I would suggest giving a short course in decoding word problems. One phrase at a time. Where possible illustrate the problem with an undimensioned example of what they are supposed to do.

Start with simple examples.

"The shadow of a 50 foot flagpole is 110 feet from the base of the pole. How many degrees above the horizon is the sun?

Or even simpler:

  • John has 6 times as many apples as Chris.

  • John has 6 more apples than Chris.

  • John has 6 fewer apples than Chris.

  • John has half as many apples as Chris does.

  • John's speed is 1/3 more than Chris's speed.

Also: Go the other way. Draw the picture on the board, and have them generate a word problem. (You may also find that your students do not understand drawings. That too is a learned skill.)

Concentrate on the phrases. There is a rather odd phrasing in word problems in math books, with passive case being used a lot, and far more complex sentence structure than commonly used in speech.
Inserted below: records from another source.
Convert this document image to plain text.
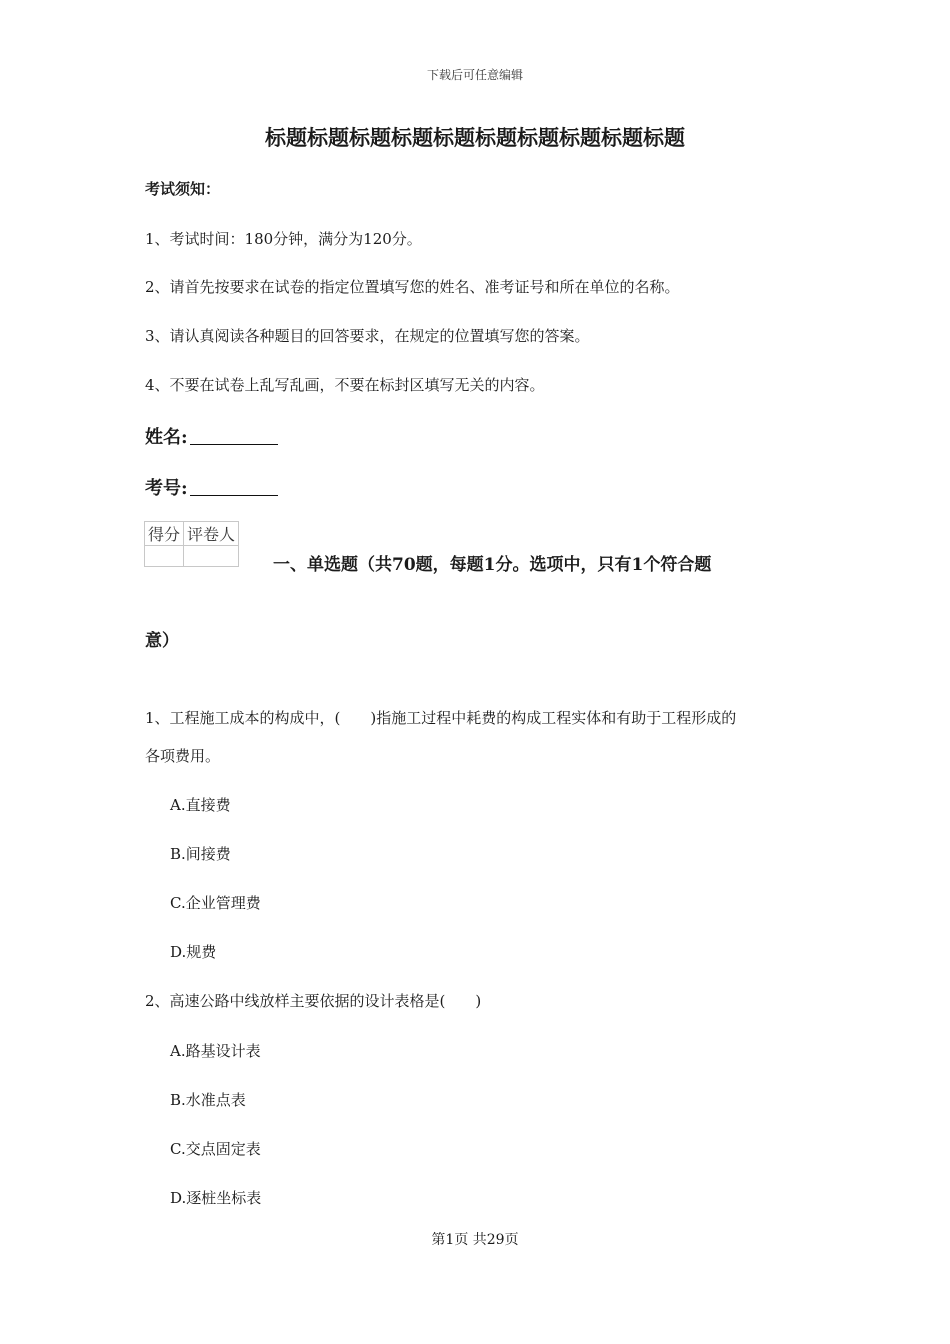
下载后可任意编辑
标题标题标题标题标题标题标题标题标题标题
考试须知：
1、考试时间：180分钟，满分为120分。
2、请首先按要求在试卷的指定位置填写您的姓名、准考证号和所在单位的名称。
3、请认真阅读各种题目的回答要求，在规定的位置填写您的答案。
4、不要在试卷上乱写乱画，不要在标封区填写无关的内容。
姓名:
考号:
得分	评卷人

一、单选题（共70题，每题1分。选项中，只有1个符合题
意）
1、工程施工成本的构成中，(　　)指施工过程中耗费的构成工程实体和有助于工程形成的
各项费用。
A.直接费
B.间接费
C.企业管理费
D.规费
2、高速公路中线放样主要依据的设计表格是(　　)
A.路基设计表
B.水准点表
C.交点固定表
D.逐桩坐标表
第1页 共29页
Do easy ones first, then do ones taken from achievement tests and standardized tests to get them familiar with the (sometimes arcane) wording of those instruments.

You may find yourself skipping a lot of word problems while you make up their reading deficiencies. Do not worry about doing word problems at a couple years below the current nominal grade level. At this point, you are looking for the translation from words to math. Let them be easy math problems.

One step at a time.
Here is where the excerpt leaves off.